Some days the weight of it all becomes unbearable.
Its not just the things that are unique to my situation, though those are a large part of the heaviness. Living one paycheck away from God only knows what kind of financial disaster may befall is scary. Looking at the half-ton of hay left in the barn and Christmas rushing at me on the calendar and knowing the old gelding needs his teeth floated and my daughter wants to sign up for basketball and my life insurance premium is coming due and my son needs interventions and god, the house needs cleaning and things need fixing and I need a haircut and I forgot my meds and we're out of groceries and and and...makes my heart want to thump right out of my chest and go careening madly down the street. There's the faces of my kids and the other inmates at the zoo who all need some portion of time and attention, which becomes harder to give the more stressed out and tired I get. There's the ungodly amount of work waiting for me at my desk and the burden of finding a new hire before the job kills me. There's the worrying about so many things and so many people.
There's the stuff that we all go through - am I doing the right things with my kids? Setting the right examples? When I make decisions about life, career, finances, am I making the right ones? Am I OK with my loved ones? Am I OK with God?
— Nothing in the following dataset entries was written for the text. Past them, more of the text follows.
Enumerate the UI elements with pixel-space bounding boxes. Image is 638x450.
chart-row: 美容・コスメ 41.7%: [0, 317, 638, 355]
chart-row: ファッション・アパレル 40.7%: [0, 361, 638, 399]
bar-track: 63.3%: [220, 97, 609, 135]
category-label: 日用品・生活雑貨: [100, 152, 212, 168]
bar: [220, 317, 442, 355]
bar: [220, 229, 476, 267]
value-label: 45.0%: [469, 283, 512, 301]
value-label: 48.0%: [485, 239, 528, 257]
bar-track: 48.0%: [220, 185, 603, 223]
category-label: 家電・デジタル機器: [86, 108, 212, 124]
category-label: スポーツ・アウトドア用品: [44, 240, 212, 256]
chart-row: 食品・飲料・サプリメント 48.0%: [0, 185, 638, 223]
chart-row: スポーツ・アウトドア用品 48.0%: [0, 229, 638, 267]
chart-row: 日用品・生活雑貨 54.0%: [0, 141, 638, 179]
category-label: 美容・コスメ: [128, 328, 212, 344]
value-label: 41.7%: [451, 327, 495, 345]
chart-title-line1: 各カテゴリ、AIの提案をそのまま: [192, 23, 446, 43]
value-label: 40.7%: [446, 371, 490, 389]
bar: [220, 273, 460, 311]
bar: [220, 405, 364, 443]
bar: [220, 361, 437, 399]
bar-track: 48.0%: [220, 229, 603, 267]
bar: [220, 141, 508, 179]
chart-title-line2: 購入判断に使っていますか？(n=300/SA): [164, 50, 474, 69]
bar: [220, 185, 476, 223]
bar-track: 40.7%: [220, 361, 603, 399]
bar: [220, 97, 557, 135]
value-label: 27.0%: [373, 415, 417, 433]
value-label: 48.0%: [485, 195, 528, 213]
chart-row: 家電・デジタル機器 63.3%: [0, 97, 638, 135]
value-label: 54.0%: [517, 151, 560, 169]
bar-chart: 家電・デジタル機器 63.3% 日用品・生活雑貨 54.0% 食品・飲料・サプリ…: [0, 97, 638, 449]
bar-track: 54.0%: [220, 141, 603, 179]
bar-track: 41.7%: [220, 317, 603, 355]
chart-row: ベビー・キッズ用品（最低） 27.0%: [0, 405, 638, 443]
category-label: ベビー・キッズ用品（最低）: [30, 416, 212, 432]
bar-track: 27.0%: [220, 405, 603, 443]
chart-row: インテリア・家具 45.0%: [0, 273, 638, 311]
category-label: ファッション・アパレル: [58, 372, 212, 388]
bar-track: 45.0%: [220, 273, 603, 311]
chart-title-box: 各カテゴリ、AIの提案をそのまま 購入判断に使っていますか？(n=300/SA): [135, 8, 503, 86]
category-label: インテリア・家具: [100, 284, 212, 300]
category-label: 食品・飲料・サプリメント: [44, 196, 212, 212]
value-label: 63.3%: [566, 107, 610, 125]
AM I DOING THIS RIGHT?
So.
Thursday I will cook a big ass turkey and all the trimmings and I will sit down at the table with my kids and my ex husband (yes, we do holidays together) and I will try, for at least one day, to put these things out of my mind and remember to be damned grateful for all the things that I DO have and stop worrying about the things I don't.
I have parents who support me in so many ways you can't even imagine. Who love and listen and care and give, time and money and hugs and words.
I have beautiful, amazing children. Children who are funny and smart and creative and kind. Children who are sensitive and special and miraculous. Children who out of the blue will come up to me and squeeze me around the middle and tell me they love me "more than the whole everything."
I have friends who love me. Friends that come get me with their rig so I can ride my horse somewhere outside of my own pasture. Friends who drive cross country to see me. Friends who take me out to listen to a band when I'm so stressed out I can't breathe. Friends who send me funny emails and make me laugh. Friends who pray for me all the time. Friends who find little ways to pick up some of the balls I drop. Friends who live in the box on my my desk, that share their daily struggles and joys and who listen to mine. Friends who write comments here and other places that show me they are listening and that they care.
I have these furballs, big and small, who bring meaning and joy to my life. The warmth and weight of the purring cat on my lap, the dogs curled around my chair as I type, the horses who rumble and look happy when I emerge from the house. My horses who let me hug them and hang on them and who put their soft noses near my face and breathe their horsey breath on me. My silly little chickens who follow me around whenever I'm out by the barn and who give me breakfast almost every day.
And I realize that sometimes the heavy thing that I feel is not the burden of responsibility, but a large, solid blanket of love and support that wraps me up and helps me carry the weight of all the other things.